FORT DUMMER STATE PARK
Fort Dummer State Park, located in the Connecticut River Valley just outside of Brattleboro, has 217 acres of forest land.
The park was named after Fort Dummer, the first permanent European settlement in Vermont. Built on the frontier in 1724, it was initially the gateway to the early settlements along the banks of the Connecticut River. Forty-three English soldiers and twelve Mohawk Indians manned the fort in 1724 and 1725. Later, the fort protected what was then a Massachusetts colony from an invasion by the French and Indians.
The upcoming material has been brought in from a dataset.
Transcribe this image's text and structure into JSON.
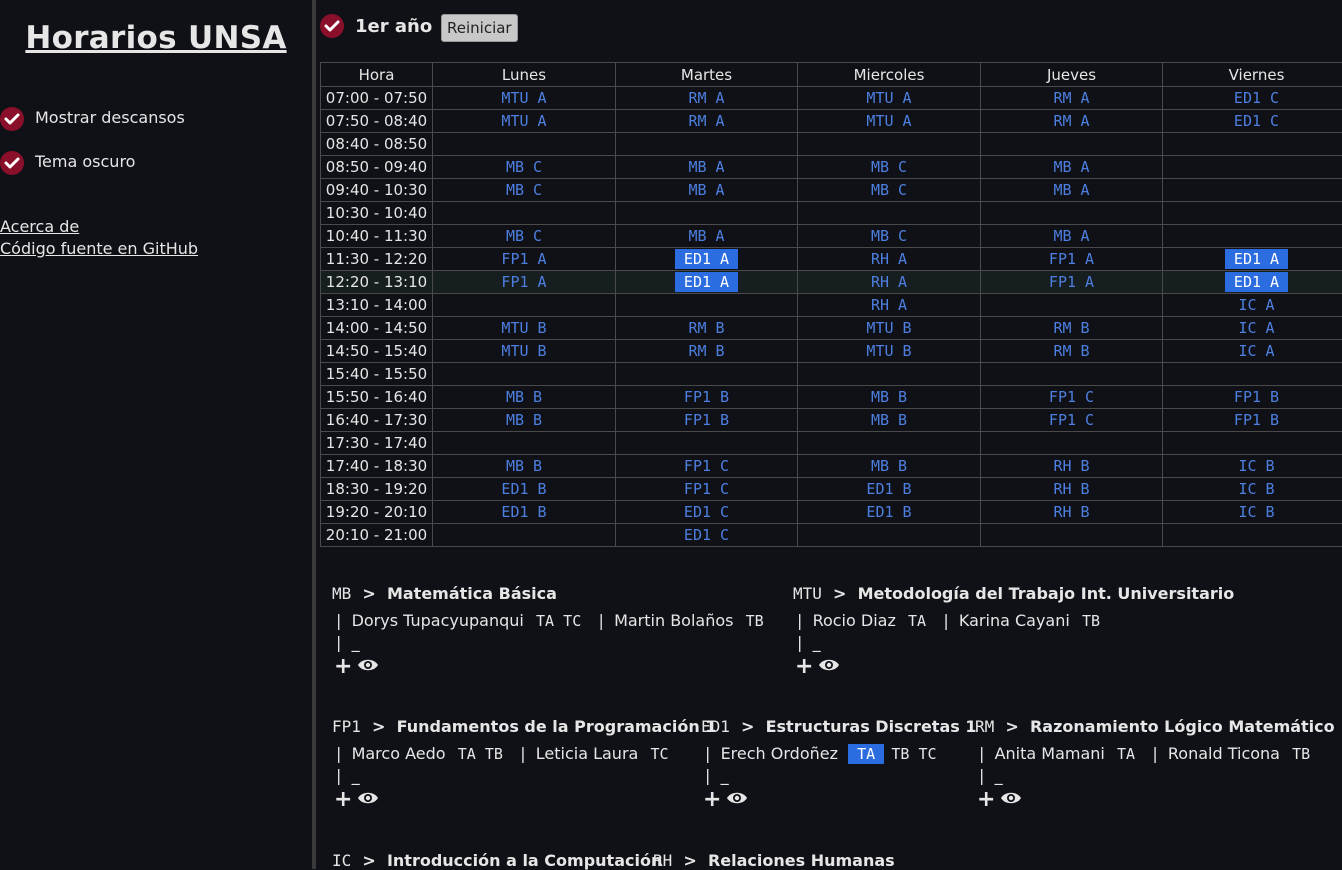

Made of sturdy white pine timber, stacked like a log cabin, Fort Dummer served its purpose well.
The park overlooks the site of Fort Dummer which was flooded when the Vernon Dam was built on the Connecticut River in 1908. This site can be seen from the northernmost scenic vista on the Sunrise Trail. It is now underwater near the lumber company located on the western bank of the river.
Located in the southern foothills of the Green Mountains, the forest is more like those of southern New England than like a typical Vermont forest. Southern tree species such as white, red, and chestnut oaks, dominate the hardwood forest, which also contains beech, maple, yellow birch, and white birch.
An abundance of oak trees provides food and shelter for gray squirrels, turkeys, and deer. Ruffed grouse also inhabit these woods, attracted by its dense woody cover and open understory.
The campground has 50 tent/trailer sites and 10 lean-to sites. These are located in two adjacent areas and are served by two toilet buildings, both with coin-operated hot showers. There is a sanitary dump station, but there are no hookups. Also located within the park is a small picnic area, hiking trails one of which leads to a swimming hole and a large open field.